Autonomous driving systems (ADS) in multi-vehicle cooperative scenarios are prone to deadlock—characterized by cyclic waiting that causes motion planning failure—yet existing testing methods lack targeted deadlock detection and stimulation capabilities. Method: This paper proposes STCLocker, the first spatiotemporal conflict-guided testing method specifically designed to evaluate ADS deadlock avoidance capability. STCLocker introduces a dedicated black-box deadlock detection and feedback framework, actively inducing inter-vehicle resource contention through spatial right-of-way competition modeling and temporal synchronized-arrival control to efficiently generate reproducible deadlock scenarios. Contribution/Results: Evaluated on Roach and OpenCDA platforms, STCLocker significantly increases the number of generated deadlock scenarios compared to baseline methods. It enables the first systematic, scalable stress testing of cooperative safety for ADS, bridging a critical gap in evaluating real-world multi-agent coordination robustness.

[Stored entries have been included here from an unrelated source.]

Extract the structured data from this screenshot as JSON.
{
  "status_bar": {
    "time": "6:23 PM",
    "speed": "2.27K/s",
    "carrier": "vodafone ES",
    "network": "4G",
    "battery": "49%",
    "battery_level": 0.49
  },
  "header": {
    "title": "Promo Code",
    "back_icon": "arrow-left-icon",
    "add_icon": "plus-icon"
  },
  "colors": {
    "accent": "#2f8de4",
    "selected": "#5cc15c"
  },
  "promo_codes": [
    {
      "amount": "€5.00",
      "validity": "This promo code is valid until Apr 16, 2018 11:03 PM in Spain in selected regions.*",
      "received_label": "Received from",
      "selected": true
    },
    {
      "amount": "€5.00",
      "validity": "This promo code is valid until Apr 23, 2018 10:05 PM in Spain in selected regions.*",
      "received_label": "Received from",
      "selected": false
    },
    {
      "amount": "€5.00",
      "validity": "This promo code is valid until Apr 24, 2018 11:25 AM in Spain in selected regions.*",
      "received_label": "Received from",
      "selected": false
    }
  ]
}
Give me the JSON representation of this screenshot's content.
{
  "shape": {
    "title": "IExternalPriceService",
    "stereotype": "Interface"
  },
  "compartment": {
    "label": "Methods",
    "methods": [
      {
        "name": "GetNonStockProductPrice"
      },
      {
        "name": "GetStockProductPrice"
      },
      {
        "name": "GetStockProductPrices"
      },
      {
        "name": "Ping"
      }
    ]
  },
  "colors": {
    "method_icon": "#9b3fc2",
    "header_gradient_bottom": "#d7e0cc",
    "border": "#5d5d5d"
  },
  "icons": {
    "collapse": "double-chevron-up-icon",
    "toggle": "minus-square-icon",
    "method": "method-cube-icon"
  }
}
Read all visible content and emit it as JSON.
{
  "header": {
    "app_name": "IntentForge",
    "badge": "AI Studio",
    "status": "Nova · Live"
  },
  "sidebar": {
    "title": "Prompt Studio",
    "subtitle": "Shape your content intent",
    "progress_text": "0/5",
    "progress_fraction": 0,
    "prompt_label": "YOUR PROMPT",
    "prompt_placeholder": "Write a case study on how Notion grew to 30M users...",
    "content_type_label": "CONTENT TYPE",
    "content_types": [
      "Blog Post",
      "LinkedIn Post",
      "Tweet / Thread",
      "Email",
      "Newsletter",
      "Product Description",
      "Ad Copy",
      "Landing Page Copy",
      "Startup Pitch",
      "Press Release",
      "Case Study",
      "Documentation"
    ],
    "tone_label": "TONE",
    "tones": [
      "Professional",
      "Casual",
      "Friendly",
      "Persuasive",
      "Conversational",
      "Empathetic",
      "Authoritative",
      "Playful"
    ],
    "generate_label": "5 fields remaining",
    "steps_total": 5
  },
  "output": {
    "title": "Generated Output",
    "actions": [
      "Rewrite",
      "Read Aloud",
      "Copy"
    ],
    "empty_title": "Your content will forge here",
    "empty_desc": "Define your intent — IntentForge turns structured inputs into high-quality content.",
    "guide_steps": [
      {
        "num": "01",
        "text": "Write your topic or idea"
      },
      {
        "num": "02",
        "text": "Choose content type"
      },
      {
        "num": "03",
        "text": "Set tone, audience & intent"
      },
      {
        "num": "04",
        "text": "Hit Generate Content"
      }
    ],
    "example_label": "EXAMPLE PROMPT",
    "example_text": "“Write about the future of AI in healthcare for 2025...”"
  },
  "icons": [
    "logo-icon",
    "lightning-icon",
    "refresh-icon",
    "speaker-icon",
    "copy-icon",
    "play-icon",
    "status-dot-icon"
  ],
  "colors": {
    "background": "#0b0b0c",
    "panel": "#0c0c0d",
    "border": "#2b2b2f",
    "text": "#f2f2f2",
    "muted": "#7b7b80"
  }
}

Autonomous Driving System (ADS) testing is essential to ensure the safety and reliability of autonomous vehicles (AVs) before deployment. However, existing techniques primarily focus on evaluating ADS functionalities in single-AV settings. As ADSs are increasingly deployed in multi-AV traffic, it becomes crucial to assess their cooperative performance, particularly regarding deadlocks, a fundamental coordination failure in which multiple AVs enter a circular waiting state indefinitely, resulting in motion planning failures. Despite its importance, the cooperative capability of ADSs to prevent deadlocks remains insufficiently underexplored. To address this gap, we propose the first dedicated Spatio-Temporal Conflict-Guided Deadlock Avoidance Testing technique, STCLocker, for generating DeadLock Scenarios (DLSs), where a group of AVs controlled by the ADS under test are in a circular wait state. STCLocker consists of three key components: Deadlock Oracle, Conflict Feedback, and Conflict-aware Scenario Generation. Deadlock Oracle provides a reliable black-box mechanism for detecting deadlock cycles among multiple AVs within a given scenario. Conflict Feedback and Conflict-aware Scenario Generation collaborate to actively guide AVs into simultaneous competition over spatial conflict resources (i.e., shared passing regions) and temporal competitive behaviors (i.e., reaching the conflict region at the same time), thereby increasing the effectiveness of generating conflict-prone deadlocks. We evaluate STCLocker on two types of ADSs: Roach, an end-to-end ADS, and OpenCDA, a module-based ADS supporting cooperative communication. Experimental results show that, on average, STCLocker generates more DLS than the best-performing baseline.